GGI don't know. No one has anything to teach until they're 50.

And he walked off the stage. Now there's an insightful young man!  Being over that marker (not by much though haha) I wholeheartedly agree. And I'm sure when I'm 70 I will reflect back on how little I knew at 50. That's just the way it is. Although some people certainly have more wisdom ingrained than others, there's no match for years of living on this planet.

With that in mind, herein is mother's advice. To my four offspring, many other lovely young souls adopted along the way, and any other interested parties.

When you're having a crap time, whether it be physically or emotionally, it is your inner self saying Helloooo you're not happy inside. Something needs to CHANGE.

Your life needs looking at. Maybe just poor food choices, activities we're doing or things we're saying. Or maybe you're in an unbalanced relationship, dead-end job and abusing substances... lions and tigers and bears, oh my!

It's this beautiful internal guidance system we're born with. However from the get-go society teaches us to do any number of things when we get signals ... ignore, mask, suppress ... to name a few.

My latest analogy supporting the view of we're Light Beings having a Human Experience involves the board game Clue which I played as a kid. You pick a character ... Colonel Mustard, Mrs. Peacock, Mr. Green, Professor Plum, Miss Scarlet my personal favourite ... should I be surprised?  The game unfolds as the characters move about the board in search of clues eventually exposing all. Sounds a little familiar doesn't it?  Yep, it's an incredibly complex game we're playing here on Earth, that is all too real with pretty high stakes. And we have the opportunity to play with excitement, delight and joy.
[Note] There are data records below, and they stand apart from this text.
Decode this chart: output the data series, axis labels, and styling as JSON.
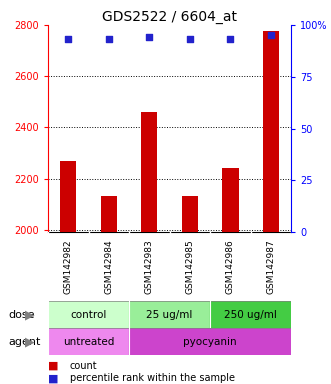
{
  "title": "GDS2522 / 6604_at",
  "samples": [
    "GSM142982",
    "GSM142984",
    "GSM142983",
    "GSM142985",
    "GSM142986",
    "GSM142987"
  ],
  "counts": [
    2270,
    2130,
    2460,
    2130,
    2240,
    2775
  ],
  "percentile_ranks": [
    93,
    93,
    94,
    93,
    93,
    95
  ],
  "ylim_left": [
    1990,
    2800
  ],
  "ylim_right": [
    0,
    100
  ],
  "yticks_left": [
    2000,
    2200,
    2400,
    2600,
    2800
  ],
  "yticks_right": [
    0,
    25,
    50,
    75,
    100
  ],
  "bar_color": "#cc0000",
  "dot_color": "#2222cc",
  "bg_color_xlabels": "#cccccc",
  "dose_labels": [
    {
      "text": "control",
      "span": [
        0,
        2
      ],
      "color": "#ccffcc"
    },
    {
      "text": "25 ug/ml",
      "span": [
        2,
        4
      ],
      "color": "#99ee99"
    },
    {
      "text": "250 ug/ml",
      "span": [
        4,
        6
      ],
      "color": "#44cc44"
    }
  ],
  "agent_labels": [
    {
      "text": "untreated",
      "span": [
        0,
        2
      ],
      "color": "#ee88ee"
    },
    {
      "text": "pyocyanin",
      "span": [
        2,
        6
      ],
      "color": "#cc44cc"
    }
  ],
  "dose_row_label": "dose",
  "agent_row_label": "agent",
  "legend_count_color": "#cc0000",
  "legend_dot_color": "#2222cc",
  "legend_count_text": "count",
  "legend_dot_text": "percentile rank within the sample",
  "title_fontsize": 10,
  "tick_fontsize": 7,
  "label_fontsize": 8,
  "sample_fontsize": 6.5,
  "row_label_fontsize": 8,
  "legend_fontsize": 7
}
The sooner one develops the ability to view and understand Life and Living from a different perspective, the easier this existence can be. We flow from experience to experience allowing the natural order of life to take place with the Serenity Prayer in our pocket.
Universe, grant me the serenity to accept the things I cannot change, the courage to change the things I can, and the wisdom to know the difference.
Sometimes I wish I learned this concept earlier on in life. Then I giggle ... Silly human, figuring it out is the Journey.